Eserleri. Bazı kaynaklarda Yazıcı Sâlih’e es-SebǾu’l-meŝânî, SebǾa-i Seyyâre, Tâbir-nâme ve ilm-i tıbba dair bazı risâleler nisbet edilse de (Evliya Çelebi, V, 166) bunların hiçbiri günümüze ulaşmamıştır. Şaire atfedilen Melhame gibi bazı eserler ise Şemsiyye’nin bir parçası olup müstakil değildir (Yazıcı Salih ve Şemsiyyesi, s. 14-15). Yazıcı Sâlih’in Şemsiyye adlı eseri Anadolu’da astroloji üzerine kaleme alındığı bilinen ilk Türkçe mesnevidir. Eserin başında 811 (1408-1409) yılında yazılarak İskender b. Hacı Paşa’ya sunulduğu kaydedilmektedir. “Fâilâtün fâilâtün fâilün” kalıbıyla yazılan mesnevi, didaktik amaçla ve sade bir dille kaleme alınmış, Anadolu Türkçesi’nin ilk dönemine ait önemli bir eserdir. 3900-4700 arasında beyit ihtiva eden mesnevi üç bölümden meydana gelmektedir. Birinci bölüm tevhid, na‘t, mi‘râciyye ve sebeb-i te’lîften oluşur. İkinci bölüm eserin asıl kısmı olup her biri bir aya tekabül eden on iki babdan meydana gelir.
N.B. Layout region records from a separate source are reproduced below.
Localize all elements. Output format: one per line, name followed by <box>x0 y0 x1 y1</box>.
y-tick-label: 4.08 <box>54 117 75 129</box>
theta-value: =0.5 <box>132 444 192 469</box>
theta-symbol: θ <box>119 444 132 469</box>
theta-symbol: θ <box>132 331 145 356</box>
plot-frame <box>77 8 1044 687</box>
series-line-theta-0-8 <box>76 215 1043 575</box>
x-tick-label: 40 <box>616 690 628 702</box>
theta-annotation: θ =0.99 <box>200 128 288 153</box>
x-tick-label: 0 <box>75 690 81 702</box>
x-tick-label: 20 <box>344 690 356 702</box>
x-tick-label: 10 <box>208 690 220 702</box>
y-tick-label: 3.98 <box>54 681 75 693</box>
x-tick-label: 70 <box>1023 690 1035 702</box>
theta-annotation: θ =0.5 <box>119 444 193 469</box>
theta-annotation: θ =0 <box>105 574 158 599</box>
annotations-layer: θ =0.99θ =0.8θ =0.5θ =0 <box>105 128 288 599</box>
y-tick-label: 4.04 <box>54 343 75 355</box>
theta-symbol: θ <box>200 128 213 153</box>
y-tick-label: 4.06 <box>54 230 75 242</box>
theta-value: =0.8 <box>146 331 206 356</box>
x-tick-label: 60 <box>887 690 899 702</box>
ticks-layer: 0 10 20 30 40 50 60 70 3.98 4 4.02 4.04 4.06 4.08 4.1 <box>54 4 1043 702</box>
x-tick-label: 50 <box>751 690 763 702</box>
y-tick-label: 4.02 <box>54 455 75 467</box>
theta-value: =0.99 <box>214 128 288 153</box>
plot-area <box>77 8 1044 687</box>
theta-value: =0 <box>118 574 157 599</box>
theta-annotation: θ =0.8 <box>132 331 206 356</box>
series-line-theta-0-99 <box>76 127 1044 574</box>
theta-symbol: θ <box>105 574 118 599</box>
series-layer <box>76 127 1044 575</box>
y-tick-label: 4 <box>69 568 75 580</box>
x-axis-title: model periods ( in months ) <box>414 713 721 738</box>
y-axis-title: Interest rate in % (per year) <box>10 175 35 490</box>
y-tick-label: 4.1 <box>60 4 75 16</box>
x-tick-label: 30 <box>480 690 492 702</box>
Her babda çeşitli konulara dair yirmi beş fasıl bulunmaktadır. Bablarda o ayda ve günlerde meydana gelebilecek olaylar halk inanışlarından ve eskilere ait tecrübelerden faydalanılarak önceden haber verilir. Eserin son bölümünde ayın üç özelliğiyle ilgili (yirmi sekiz menzil) bilgiler yer almaktadır. Bu bölüm, şairin oğlu Ahmed Bîcan tarafından genişletilerek Bostânü’l-hakāyık adıyla nesre çevrilmiştir (EI2 Suppl. [İng.], s. 834). Yazıcı Sâlih eserin mukaddimesinde hangi kitaplardan yararlandığını belirtmektedir. Bu durum, eserin tercüme mi yoksa telif mi olduğu hususunda bazı tartışmalara yol açmışsa da konuyu çeşitli yönlerden ele alan Âmil Çelebioğlu eseri telif olarak nitelemiştir. Mesnevinin Avrupa ve Türkiye kütüphanelerinde yazma nüshaları bulunmaktadır (Flügel, II, 491-493; Rieu, s. 199-200; Süleymaniye Ktp., Pertevniyal Vâlide Sultan, nr. 766; Nuruosmaniye Ktp., nr. 2802/1, 2809, 2810; İÜ Ktp., TY, nr. 607, 944; TSMK, Mehmed Reşad, nr. 776). Şemsiyye üzerine lisans tezlerinden başka Atilla Batur ve Sibel Sevinç yüksek lisans, Mehmet Terzi doktora tezi hazırlamıştır (bk. bibl.).

BİBLİYOGRAFYA:

Yazıcı Salih (Selahaddin): Kitabu’ş-Şemsiyye (Melhame-i Şemsiyye, Dil Özellikleri-Metin-Söz Dizini) (haz. Mehmet Terzi, doktora tezi, 1994), İnönü Üniversitesi Sosyal Bilimler Enstitüsü; Yazıcı Salih ve Şemsiyyesi (haz. Atilla Batur, yüksek lisans tezi, 1996), EÜ Sosyal Bilimler Enstitüsü, s. 14-15; Yazıcı Salih’in Melhamesi (Kitabü’ş-Şemsiyye) (haz. Sibel Sevinç, yüksek lisans tezi, 1999), Cumhuriyet Üniversitesi Sosyal Bilimler Enstitüsü; Âlî Mustafa Efendi, Künhü’l-ahbâr, Süleymaniye Ktp., Fâtih, nr., 4465, vr. 75b; Hacı Ali Âlî, Tuhfetü’l-mücâhidîn, Nuruosmaniye Ktp., nr. 2293, s. 497; Evliya Çelebi, Seyahatnâme (Dağlı), V, 166; Flügel, Handschriften, II, 491-493; Rieu, Catalogue, s. 199-200; Gibb, HOP, I, 388-391; Osmanlı Müellifleri, III, 308-309; Âmil Çelebioğlu, “Yazıcı Sâlih ve Şemsiyyesi”, İİFD, sy. 1 (1976), s. 171-218; a.mlf. - Kemal Eraslan, “Yazıcıoğlu”, İA, XIII, 363-365; Harun Tolasa, “15. yy. Türk Edebiyatı Anadolu Sahası Mesnevileri”, TDEAD, sy. 1 (1982), s. 1-13; Hatice Aynur, “Yazidji, Śāliĥ b. Süleymān”, EI² Suppl. (İng.), s. 834-835.